Fighting back with AI and standards
The good news is that there are powerful ways for businesses to tackle these risks. Threat actors may have access to innovative AI-powered tools, but so do network defenders. Threat detection tools might use AI algorithms to spot and flag patterns of suspicious behaviour in huge datasets. That includes phishing emails written by AI, and even deepfakes.
The technology can also automate manual processes for stretched security teams, and even act as an assistant to help them work faster and more efficiently.
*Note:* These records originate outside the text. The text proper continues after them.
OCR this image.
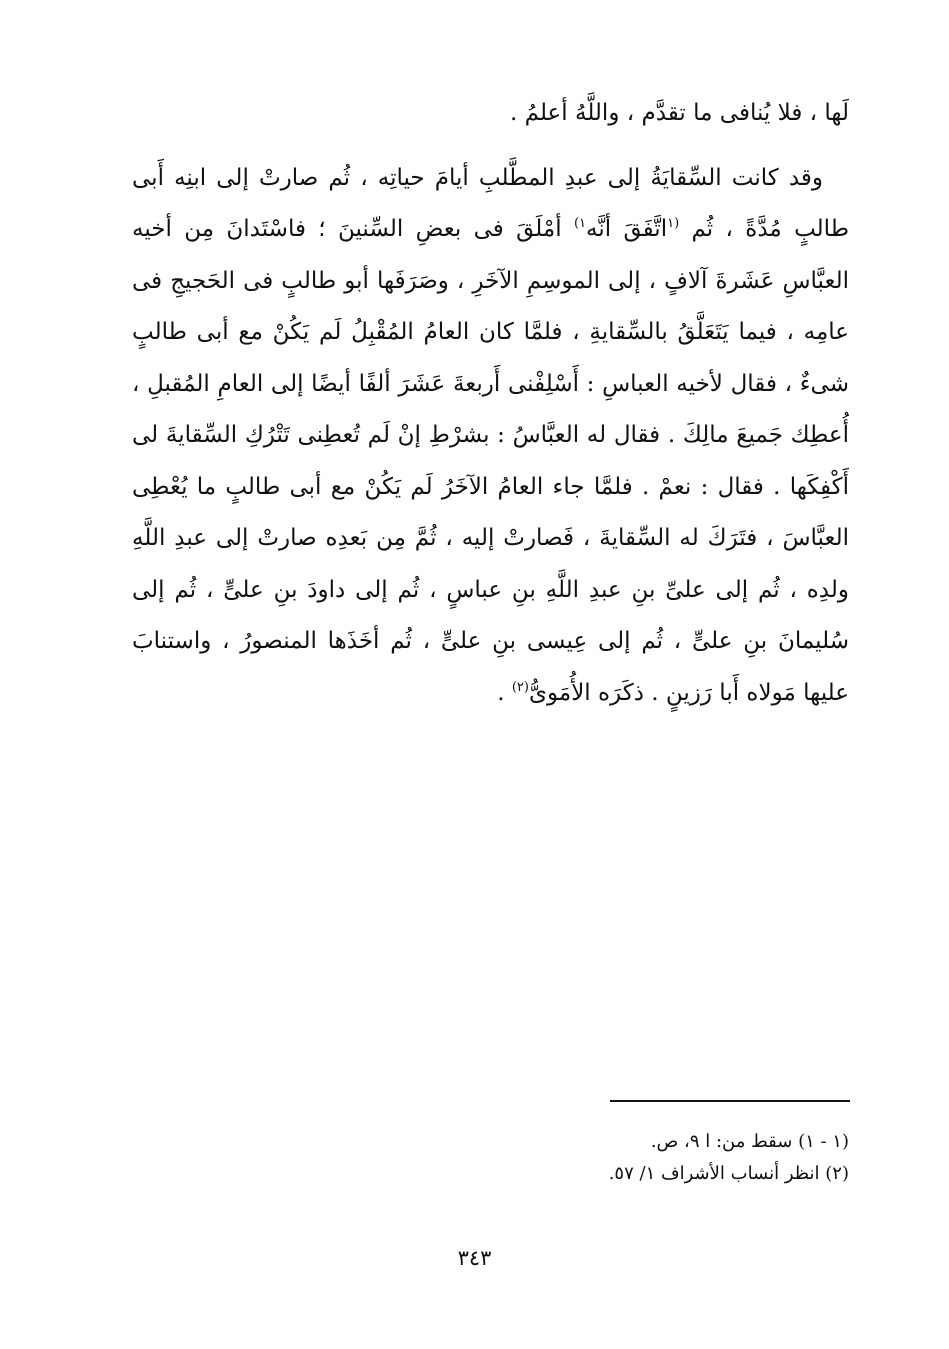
لَها ، فلا يُنافى ما تقدَّم ، واللَّهُ أعلمُ .

وقد كانت السِّقايَةُ إلى عبدِ المطَّلبِ أيامَ حياتِه ، ثُم صارتْ إلى ابنِه أَبى طالبٍ مُدَّةً ، ثُم $^{(١}$اتَّفَقَ أنَّه$^{١)}$ أمْلَقَ فى بعضِ السِّنينَ ؛ فاسْتَدانَ مِن أخيه العبَّاسِ عَشَرةَ آلافٍ ، إلى الموسِمِ الآخَرِ ، وصَرَفَها أبو طالبٍ فى الحَجيجِ فى عامِه ، فيما يَتَعَلَّقُ بالسِّقايةِ ، فلمَّا كان العامُ المُقْبِلُ لَم يَكُنْ مع أبى طالبٍ شىءٌ ، فقال لأخيه العباسِ : أَسْلِفْنى أَربعةَ عَشَرَ ألفًا أيضًا إلى العامِ المُقبلِ ، أُعطِك جَميعَ مالِكَ . فقال له العبَّاسُ : بشرْطِ إنْ لَم تُعطِنى تَتْرُكِ السِّقايةَ لى أَكْفِكَها . فقال : نعمْ . فلمَّا جاء العامُ الآخَرُ لَم يَكُنْ مع أبى طالبٍ ما يُعْطِى العبَّاسَ ، فتَرَكَ له السِّقايةَ ، فَصارتْ إليه ، ثُمَّ مِن بَعدِه صارتْ إلى عبدِ اللَّهِ ولدِه ، ثُم إلى علىِّ بنِ عبدِ اللَّهِ بنِ عباسٍ ، ثُم إلى داودَ بنِ علىٍّ ، ثُم إلى سُليمانَ بنِ علىٍّ ، ثُم إلى عِيسى بنِ علىٍّ ، ثُم أخَذَها المنصورُ ، واستنابَ عليها مَولاه أَبا رَزينٍ . ذكَرَه الأُمَوىُّ$^{(٢)}$ .

(١ - ١) سقط من: ا ٩، ص.
(٢) انظر أنساب الأشراف ١/ ٥٧.
٣٤٣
Over 90% of the security leaders we spoke to say they plan to invest in GenAI-powered threat detection and deepfake detection tools.
Another area of focus for almost all respondents is AI governance and policy enforcement. This is key to managing unsanctioned AI use in the business. Security teams should educate users about the risks of shadow AI, offer them secure alternatives, and have clear policies governing their use. This can be enforced with the right tooling.
Putting structured governance in place is also a key tenet of standards like ISO 27001 (for information security management) and ISO 42001 (for AI management). They offer a systematic approach to identify security gaps and potential threats and then deliver a framework to address them.
ISO 27001 is foundational for good information security, helping address areas that may affect your AI attack surface, like access controls, data protection and supplier security. And ISO 42001 has been designed specifically to help identify, assess and mitigate risk across the AI lifecycle – including data poisoning and theft, and the use of third-party services like ChatGPT. Crucially, they're based on a "Plan-Do-Check-Act" (PDCA) model, which forces organisations to adopt a mindset of continuous improvement.
Even if you've rushed into AI adoption and are now concerned about an increase in cybersecurity risk, it's not too late. Take stock. Understand your risk appetite, and start thinking strategically about securing AI. The journey has only just begun.